If tightening the packing nut does not stop the leak, you will need to wrap Teflon packing around the spindle threads of the valve to help it create a watertight seal. Here is how to go about it:
- Turn off water supply to the dripping valve. You house’s main shut off valve is located in the basement near the water heater or on an external wall where the main water line enters the house. If it is the main shut off valve that is leaking, you will need to turn off water from the water meter shut off valve near the street.
- Drain water from the pipes by turning on a faucet.
- Use a wrench or slip-joint pliers to loosen the packing nut.
- Pull the packing nut all the way back to expose the threads of the valve’s spindle.
- Apply about 3 wraps of Teflon tape on the spindle threads.
- Screw in the packing nut until just hand-tight.

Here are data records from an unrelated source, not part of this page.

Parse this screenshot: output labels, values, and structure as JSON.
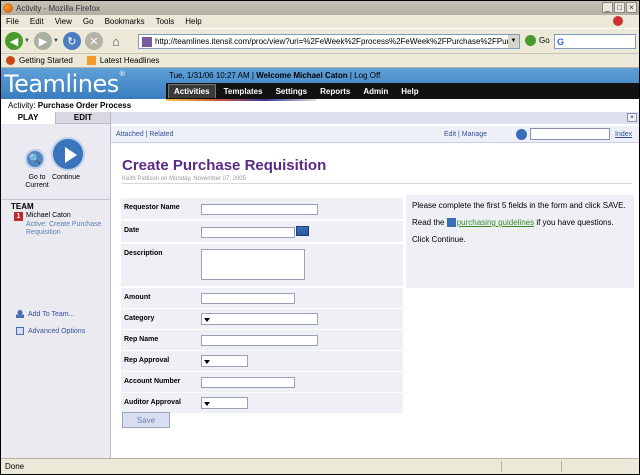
{
  "window": {
    "title": "Activity - Mozilla Firefox",
    "controls": [
      "_",
      "□",
      "×"
    ]
  },
  "menu": [
    "File",
    "Edit",
    "View",
    "Go",
    "Bookmarks",
    "Tools",
    "Help"
  ],
  "address": {
    "url": "http://teamlines.itensil.com/proc/view?uri=%2FeWeek%2Fprocess%2FeWeek%2FPurchase%2FPurchase%20Orc",
    "go_label": "Go",
    "search_glyph": "G"
  },
  "bookmarks": [
    "Getting Started",
    "Latest Headlines"
  ],
  "app": {
    "logo": "Teamlines",
    "logo_mark": "®",
    "datetime": "Tue, 1/31/06 10:27 AM",
    "welcome": "Welcome Michael Caton",
    "logoff": "Log Off",
    "nav": [
      "Activities",
      "Templates",
      "Settings",
      "Reports",
      "Admin",
      "Help"
    ],
    "activity_label": "Activity:",
    "activity_name": "Purchase Order Process"
  },
  "left": {
    "tabs": [
      "PLAY",
      "EDIT"
    ],
    "go_to_current": "Go to Current",
    "continue": "Continue",
    "team_header": "TEAM",
    "member_num": "1",
    "member_name": "Michael Caton",
    "member_status": "Active: Create Purchase Requisition",
    "add_to_team": "Add To Team...",
    "advanced_options": "Advanced Options"
  },
  "main": {
    "close_glyph": "×",
    "links_left": "Attached | Related",
    "links_right": "Edit | Manage",
    "index": "Index",
    "title": "Create Purchase Requisition",
    "subtitle": "Keith Pattison on Monday, November 07, 2005",
    "fields": {
      "requestor": "Requestor Name",
      "date": "Date",
      "description": "Description",
      "amount": "Amount",
      "category": "Category",
      "rep_name": "Rep Name",
      "rep_approval": "Rep Approval",
      "account_number": "Account Number",
      "auditor_approval": "Auditor Approval"
    },
    "help": {
      "line1": "Please complete the first 5 fields in the form and click SAVE.",
      "line2_pre": "Read the",
      "line2_link": "purchasing guidelines",
      "line2_post": "if you have questions.",
      "line3": "Click Continue."
    },
    "save": "Save"
  },
  "status": "Done"
}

- Gently tighten the packing nut using a wrench or pliers but not crazy tight.
- Turn on water to the valve back on.
- Open the valve slowly and check if the leaking has stopped.
3. Replace the Packing Washer
If you have tried the above 2 methods but still your shut off valve is leaking, the packing washer is completely worn out and replacing it is the only viable solution.
You can buy a packing washer from your nearest plumbing store. You may want to take a picture of the shut off valve so that the store can give you the correct washer. These washers are really cheap and fast to replace compared to replacing the entire valve.
Once you have bought the packing washer, this is how to proceed:
- Turn off water to the valve and open a faucet to drain water from the pipes. I always avoid draining the water heater since an empty tank will cause the element to burn. Unless you turn off the power to the heater prior.
- The valve handle is connected to the valve stem using a screw. Use a screwdriver to remove the screw.
- Once the screw is out pull out the handle.
- Loosen and remove the packing nut using a wrench or slip joint pliers.
- Slide out the old packing washer.
- If the valve stem is corroded, scrub off the corrosions and mineral deposits using an emery cloth.
- Slide in the new washer.
- Screw in the packing nut until just hand-tight then tighten it further with the wrench but do not overtighten it.
- Use the screwdriver to attach the valve handle using the screw.
- Turn on the water supply to the house back on.
- Slowly open the shut off valve and check if the dripping/leaking has stopped.
And basically that is how to fix a dripping/leaking shut off valve.
If everything else fails, you can always replace the shut off valve. Replacing a shut off valve is not an easy task and you will need to hire a licensed plumber, unless you are an experienced DIYer.